In another tumor type, Multiple Myeloma, the Lake laboratory is collaborating with Mayo Clinic scientists in the area of individualized medicine. Over the past decade, unprecedented advances have been made in the treatment of multiple myeloma (MM). Patients can be selected to receive therapeutics that are most likely to result in maximal cytoreduction for their disease. In fact, most patients now achieve complete responses such that there is no evidence of disease using current diagnostic assays. Unfortunately, many patients who were complete responders ultimately relapse, even after autologous stem cell transplantation.

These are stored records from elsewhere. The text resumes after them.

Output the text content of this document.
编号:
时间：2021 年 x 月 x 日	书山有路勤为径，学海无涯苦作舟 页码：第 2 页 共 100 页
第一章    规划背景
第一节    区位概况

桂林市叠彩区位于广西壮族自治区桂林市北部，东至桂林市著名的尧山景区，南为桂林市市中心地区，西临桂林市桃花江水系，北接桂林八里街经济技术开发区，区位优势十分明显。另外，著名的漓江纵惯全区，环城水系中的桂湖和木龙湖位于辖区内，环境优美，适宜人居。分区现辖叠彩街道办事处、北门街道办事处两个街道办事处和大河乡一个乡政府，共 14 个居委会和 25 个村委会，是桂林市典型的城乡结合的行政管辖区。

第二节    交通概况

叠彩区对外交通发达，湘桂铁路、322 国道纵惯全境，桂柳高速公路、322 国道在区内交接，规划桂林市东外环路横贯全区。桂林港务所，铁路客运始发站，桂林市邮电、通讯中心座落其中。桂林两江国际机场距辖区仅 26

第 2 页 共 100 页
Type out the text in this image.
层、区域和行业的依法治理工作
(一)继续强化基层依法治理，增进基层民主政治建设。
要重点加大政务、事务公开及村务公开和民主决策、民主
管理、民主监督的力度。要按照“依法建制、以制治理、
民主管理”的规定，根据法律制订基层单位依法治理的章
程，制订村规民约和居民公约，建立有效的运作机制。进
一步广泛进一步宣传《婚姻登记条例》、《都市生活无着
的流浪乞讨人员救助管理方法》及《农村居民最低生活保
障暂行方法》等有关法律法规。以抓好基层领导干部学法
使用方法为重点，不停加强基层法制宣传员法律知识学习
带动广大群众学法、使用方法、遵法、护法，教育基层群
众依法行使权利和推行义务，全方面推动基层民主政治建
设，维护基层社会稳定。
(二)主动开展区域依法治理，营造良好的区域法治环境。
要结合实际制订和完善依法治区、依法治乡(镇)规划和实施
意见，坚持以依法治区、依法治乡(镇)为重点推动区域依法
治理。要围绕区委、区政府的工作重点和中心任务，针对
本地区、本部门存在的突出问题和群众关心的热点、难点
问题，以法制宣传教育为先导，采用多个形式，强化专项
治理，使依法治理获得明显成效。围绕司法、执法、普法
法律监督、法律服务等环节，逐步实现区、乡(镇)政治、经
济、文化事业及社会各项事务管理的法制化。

A major problem is that our treatments have advanced beyond our ability to detect residual disease; current diagnostic and monitoring assays have simply not kept pace with MM therapeutics. We are addressing this problem by bringing highly sensitive and accurate mass spectrometry techniques into the MM diagnostic and monitoring area.
M-protein is an immunoglobulin (Ig) or Ig light chain that is a unique and natural tumor marker, individualized for each patient. The bonus is that M-protein Igs are secreted, making them ideal blood-based biomarkers. Although 90% of Ig sequences are nearly identical, the antigen-binding regions, or complementarity determining regions (CDRs) of Igs are unique and specific for each patients' malignant MM tumor. We taking advantage of the sensitivity and accuracy of mass spectrometry to to identify and detect M-protein fragments in serum of MM patients at time of diagnosis as well as after or during treatment. If successful, our method will detect M-protein at levels 2 to 3 orders of magnitude more sensitively than current methods allow. Our goal is to advance detection of M-protein as a marker of MM such that it complements new therapies so that clinical responses can be more accurately correlated with M-protein levels.

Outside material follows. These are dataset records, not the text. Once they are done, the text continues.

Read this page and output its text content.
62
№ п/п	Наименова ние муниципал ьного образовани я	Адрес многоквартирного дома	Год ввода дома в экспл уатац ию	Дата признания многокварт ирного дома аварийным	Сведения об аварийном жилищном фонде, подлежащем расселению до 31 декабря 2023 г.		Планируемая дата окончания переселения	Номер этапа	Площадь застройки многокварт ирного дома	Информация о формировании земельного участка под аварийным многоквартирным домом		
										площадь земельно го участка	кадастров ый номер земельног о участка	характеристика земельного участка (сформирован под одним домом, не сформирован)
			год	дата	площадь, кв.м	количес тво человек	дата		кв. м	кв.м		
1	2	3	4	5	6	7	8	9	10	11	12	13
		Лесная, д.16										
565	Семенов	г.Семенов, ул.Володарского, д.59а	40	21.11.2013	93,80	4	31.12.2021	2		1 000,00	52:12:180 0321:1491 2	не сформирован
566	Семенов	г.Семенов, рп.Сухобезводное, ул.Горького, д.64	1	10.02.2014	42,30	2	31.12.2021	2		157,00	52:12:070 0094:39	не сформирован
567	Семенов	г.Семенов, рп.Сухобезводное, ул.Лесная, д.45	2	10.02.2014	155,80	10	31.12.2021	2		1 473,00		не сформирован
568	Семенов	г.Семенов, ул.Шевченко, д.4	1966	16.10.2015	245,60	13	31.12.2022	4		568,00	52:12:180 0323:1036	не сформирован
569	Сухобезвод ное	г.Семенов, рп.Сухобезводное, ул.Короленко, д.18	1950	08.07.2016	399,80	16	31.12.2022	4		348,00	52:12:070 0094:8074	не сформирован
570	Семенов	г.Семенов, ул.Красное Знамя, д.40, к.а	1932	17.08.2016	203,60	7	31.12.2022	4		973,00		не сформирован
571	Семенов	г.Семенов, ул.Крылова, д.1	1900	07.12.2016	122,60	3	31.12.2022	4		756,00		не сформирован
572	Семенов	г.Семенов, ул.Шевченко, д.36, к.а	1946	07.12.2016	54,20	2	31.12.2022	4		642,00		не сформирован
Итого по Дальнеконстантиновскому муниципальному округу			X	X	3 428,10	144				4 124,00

Finally, the Lake laboratory is studying an infectious disease important to the people of Arizona. Coccidioidomycosis or "Valley Fever" (VF) is caused by the fungus Coccidioides sp., which lives in soils of the southwestern US and San Juaquin Valley in California. When soil is disturbed, humans and animals can inhale fungal spores that germinate in the lung to produce a respiratory infection that ranges in severity from mild to life-threatening, and can easily be misdiagnosed as community acquired pneumonia. Because VF is caused by a fungus, it is important to differentiate VF patients from those who may have viral or bacterial pneumonia. Currently available tests to distinguish VF from other community acquired pneumoniae, are based on the ability of patients to mount an antibody response to the fungus. Unfortunately, the antibody-based tests are inadequate for many patients because it may take weeks to months to develop such an antibody response (leading to delayed diagnosis), and many immunocompromised patients are unable to mount any antibody response at all. Therefore a blood test to detect coccidioidal proteins would allow a definitive diagnosis to be made even if serology is negative. We are identifying a panel of coccidioidal peptides and proteins that will provide a definitive diagnosis for physicians to treat patients suffering from Valley Fever.